Femidiscas is a collective of diverse women: disabled, sick, mad, neurodivergent women that identify as feminists and embody disability. One of our goals is to make visible the inequalities in daily life and in the feminist movement that we face as disabled women, and to find counter-ableist ways to respond to them. Each member of Femidiscas has a different academic background, so we have an interdisciplinary dialogue between the social sciences, humanities and arts. Our actions focus on the collective care that comes from accompanying and listening to each other; education and consulting around topics that affect us as disabled women and the creation and dissemination of contents in different accessible formats about feminism and disability. 

Daniela Herrera

Daniela Herrera is a sick and disabled woman.
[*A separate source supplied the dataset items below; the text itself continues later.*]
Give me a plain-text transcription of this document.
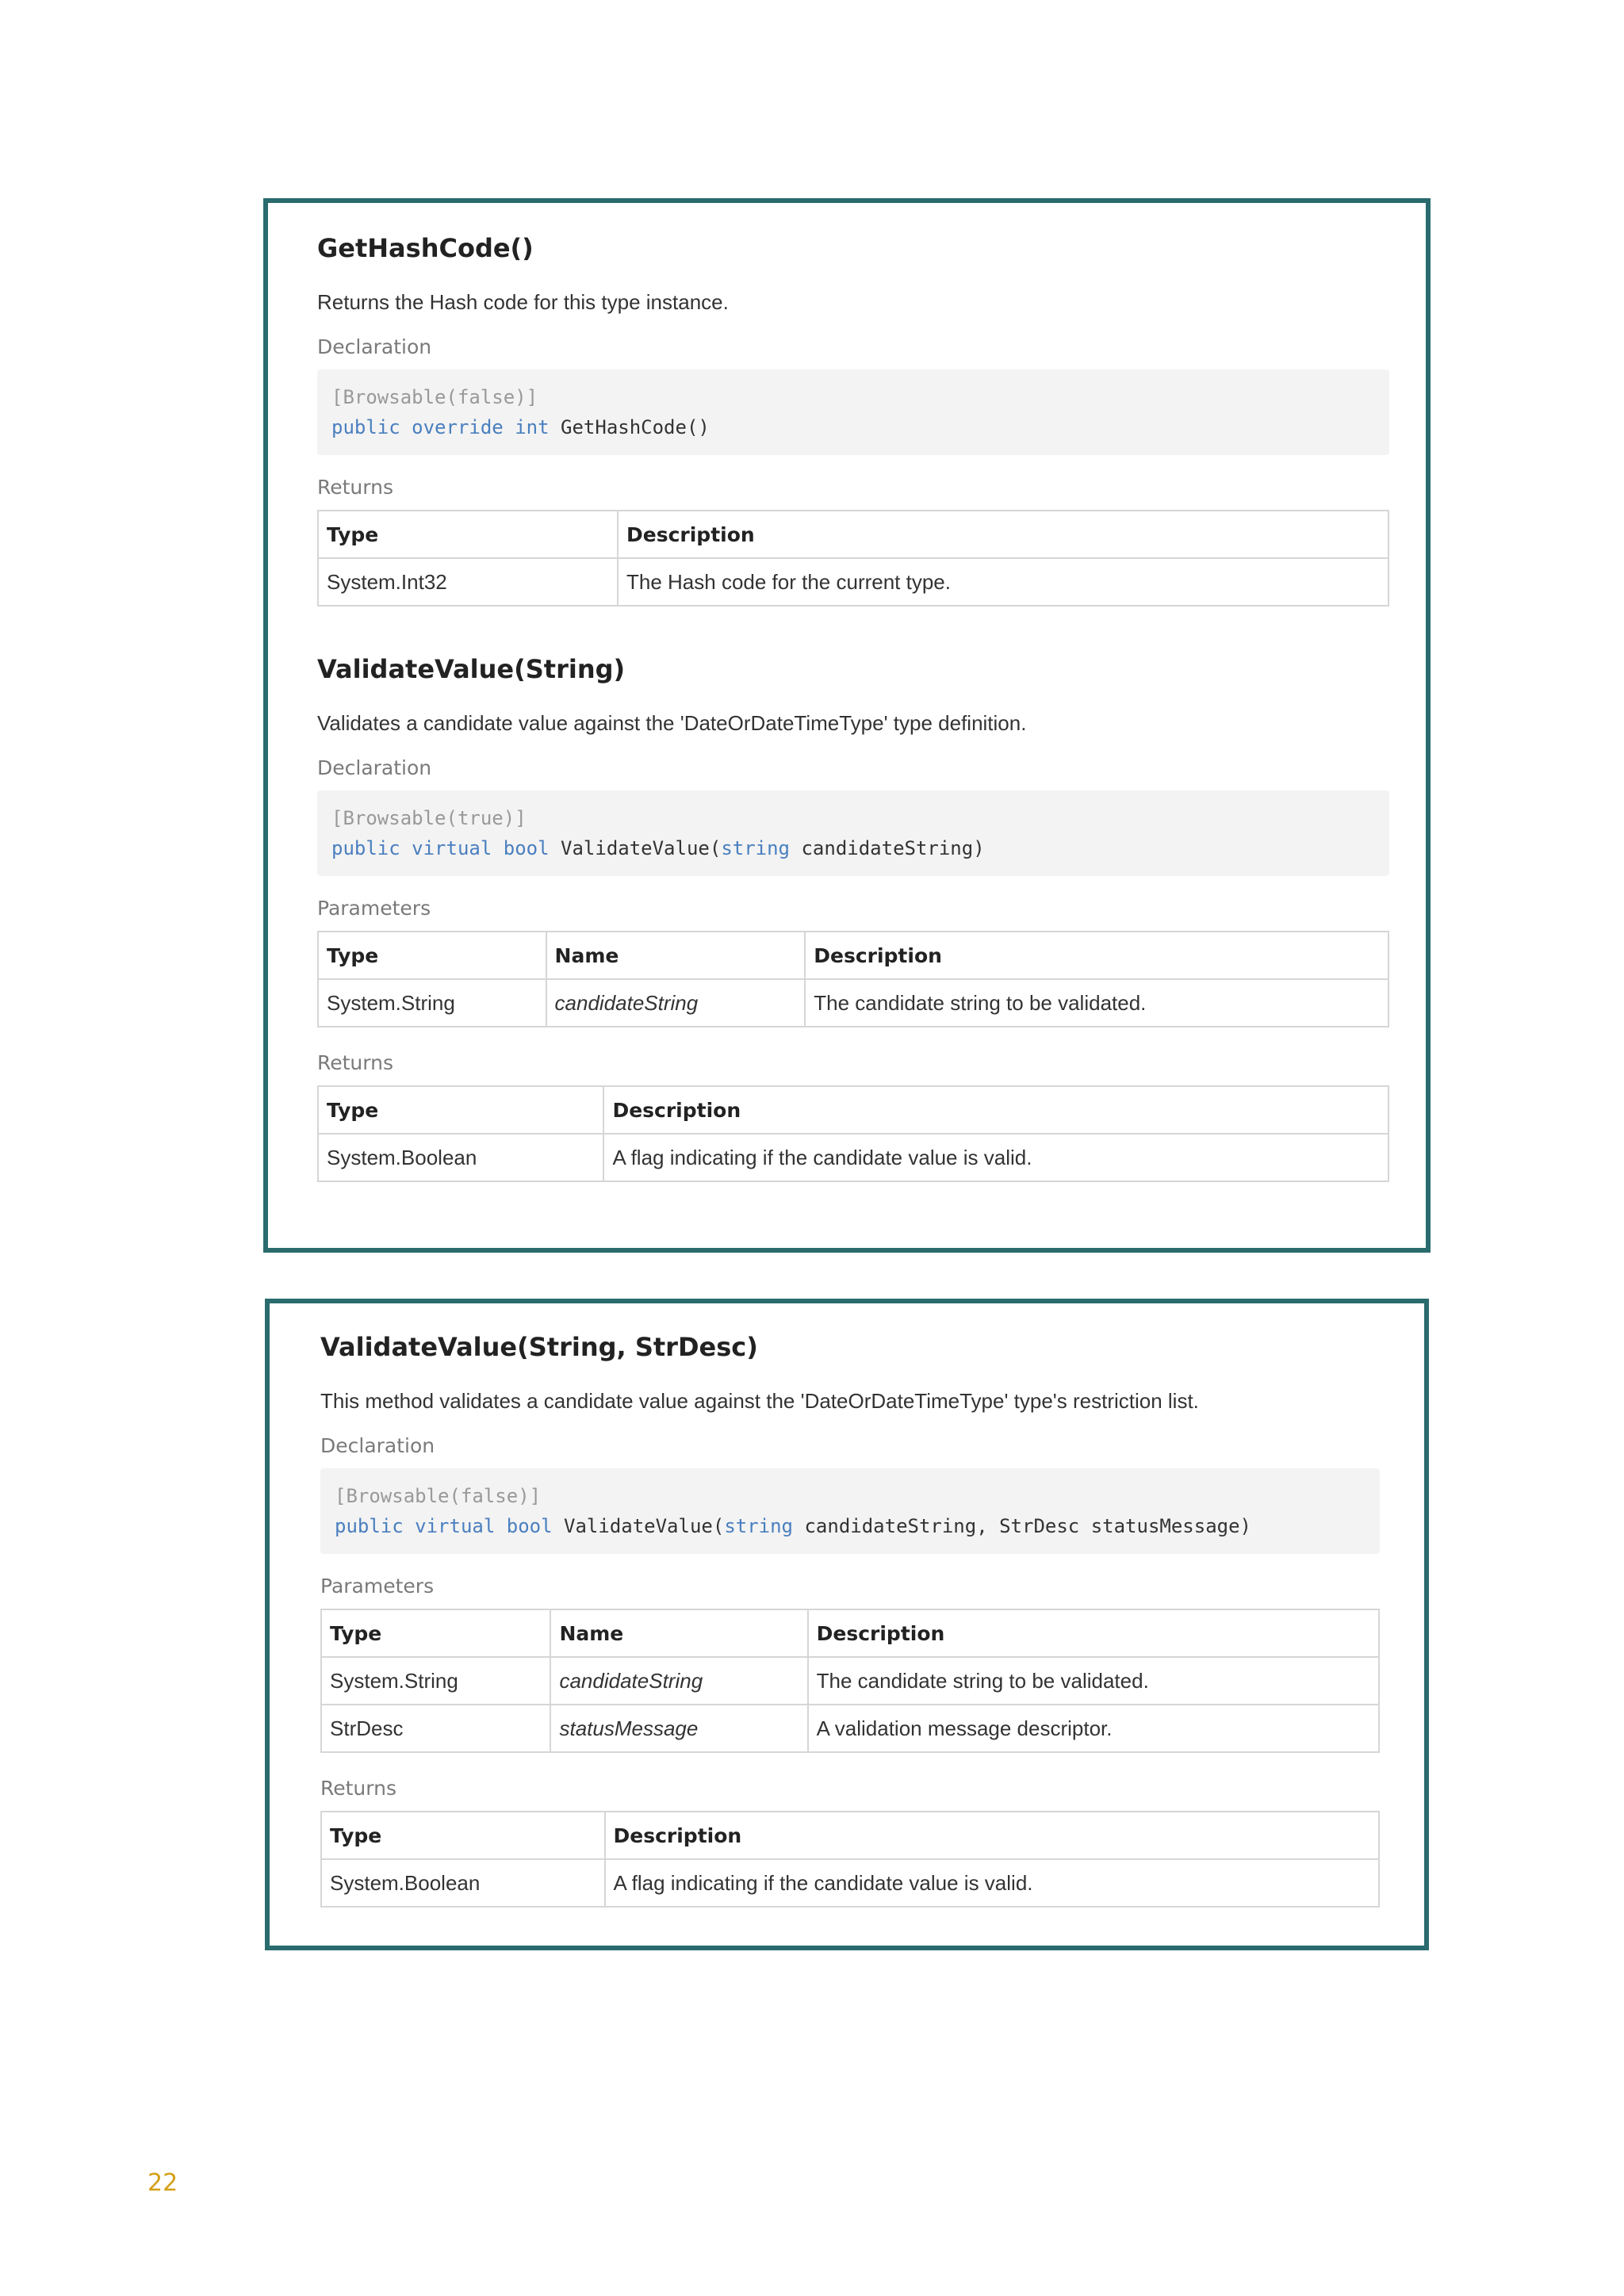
GetHashCode()

Returns the Hash code for this type instance.

Declaration
[Browsable(false)]
public override int GetHashCode()
Returns
Type	Description
System.Int32	The Hash code for the current type.
ValidateValue(String)

Validates a candidate value against the 'DateOrDateTimeType' type definition.

Declaration
[Browsable(true)]
public virtual bool ValidateValue(string candidateString)
Parameters
Type	Name	Description
System.String	candidateString	The candidate string to be validated.
Returns
Type	Description
System.Boolean	A flag indicating if the candidate value is valid.
ValidateValue(String, StrDesc)

This method validates a candidate value against the 'DateOrDateTimeType' type's restriction list.

Declaration
[Browsable(false)]
public virtual bool ValidateValue(string candidateString, StrDesc statusMessage)
Parameters
Type	Name	Description
System.String	candidateString	The candidate string to be validated.
StrDesc	statusMessage	A validation message descriptor.
Returns
Type	Description
System.Boolean	A flag indicating if the candidate value is valid.
22
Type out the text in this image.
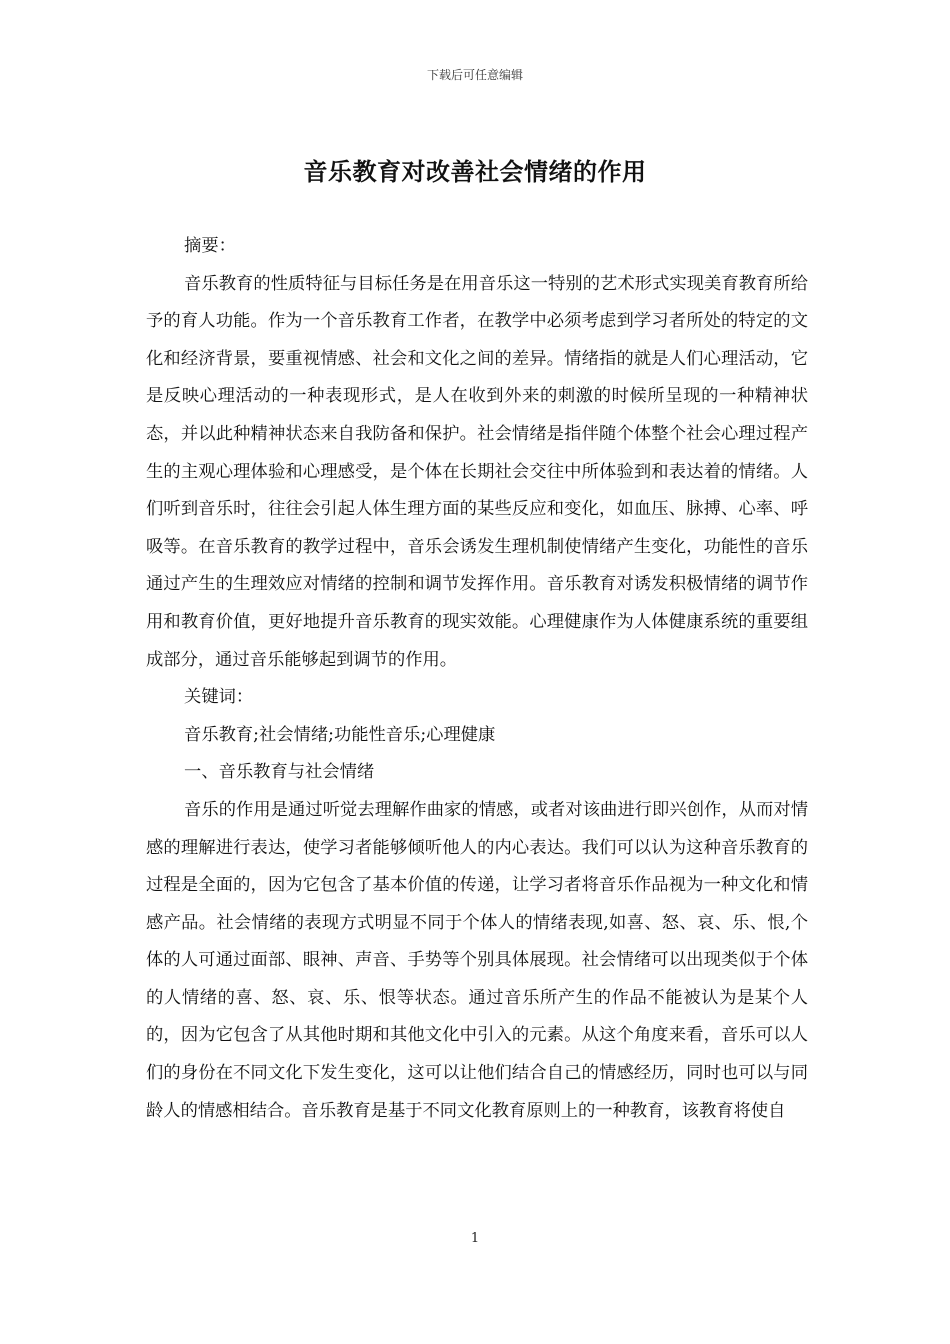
下载后可任意编辑
音乐教育对改善社会情绪的作用

摘要：

音乐教育的性质特征与目标任务是在用音乐这一特别的艺术形式实现美育教育所给予的育人功能。作为一个音乐教育工作者，在教学中必须考虑到学习者所处的特定的文化和经济背景，要重视情感、社会和文化之间的差异。情绪指的就是人们心理活动，它是反映心理活动的一种表现形式，是人在收到外来的刺激的时候所呈现的一种精神状态，并以此种精神状态来自我防备和保护。社会情绪是指伴随个体整个社会心理过程产生的主观心理体验和心理感受，是个体在长期社会交往中所体验到和表达着的情绪。人们听到音乐时，往往会引起人体生理方面的某些反应和变化，如血压、脉搏、心率、呼吸等。在音乐教育的教学过程中，音乐会诱发生理机制使情绪产生变化，功能性的音乐通过产生的生理效应对情绪的控制和调节发挥作用。音乐教育对诱发积极情绪的调节作用和教育价值，更好地提升音乐教育的现实效能。心理健康作为人体健康系统的重要组成部分，通过音乐能够起到调节的作用。

关键词：

音乐教育;社会情绪;功能性音乐;心理健康

一、音乐教育与社会情绪

音乐的作用是通过听觉去理解作曲家的情感，或者对该曲进行即兴创作，从而对情感的理解进行表达，使学习者能够倾听他人的内心表达。我们可以认为这种音乐教育的过程是全面的，因为它包含了基本价值的传递，让学习者将音乐作品视为一种文化和情感产品。社会情绪的表现方式明显不同于个体人的情绪表现,如喜、怒、哀、乐、恨,个体的人可通过面部、眼神、声音、手势等个别具体展现。社会情绪可以出现类似于个体的人情绪的喜、怒、哀、乐、恨等状态。通过音乐所产生的作品不能被认为是某个人的，因为它包含了从其他时期和其他文化中引入的元素。从这个角度来看，音乐可以人们的身份在不同文化下发生变化，这可以让他们结合自己的情感经历，同时也可以与同龄人的情感相结合。音乐教育是基于不同文化教育原则上的一种教育，该教育将使自

1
She is a cyber-activist, counter-patriarchal, communications mayor and social researcher. She is a member of the National Network of Feminists with Disability “Femidiscas” and a member of the world wide organization Millions Missing in Mexico. She works with topics related to disability, the sick body, gender and medical violence, and virtual communities of chronically ill women. 

Nur Matta

Nur Matta studied a BA in Plastic Arts at the University of Arts Unarte in Puebla, Mexico, and has organized different cultural events about disability. She has participated in round tables at Museo Amparo, BUAP, the Secretariat of Culture of Puebla and Piso 16, and has been grantee of the Inclusive Culture and PECDA programs of the Secretariat of Culture of Puebla. Some collective exhibitions where her work has been shown are: Para no convertir a nadie en un espejo, Horror, Ciudad de México (2022); Working tongues, 12-14 Contemporary Vienna (2022); Gimnasio de la lengua, La Verdi, Ciudad de México (2021). She is currently pursuing a masters degree in artistic research, and is a member of Femidiscas collective.

Diana Vite

I currently live in Michoacán, México. For several years I lived with low vision and then I moved into blindness. In addition to living with a visual disability I live with chronic pain because of an illness. Through my experience with these things, I became interested in themes of disability, counter-ableism, illness and feminism from a non hegemonic perspective. I studied social sciences and philosophy. Sometimes I am a professor, sometimes I facilitate workshops, other times I write or do independent research about topics that interest me. I especially like to build collectively with other crip companions. 

Funders and Partners

This project is funded by the Unlimited and British Council International Partner Awards. Further information about the commissions can be found here: https://weareunlimited.org.uk/blog/here-are-the-recipients-of-our-uk-international-partner-awards-2022-23/ 

Partnering on the project are Glasgow Women’s Library and Wellcome Collection.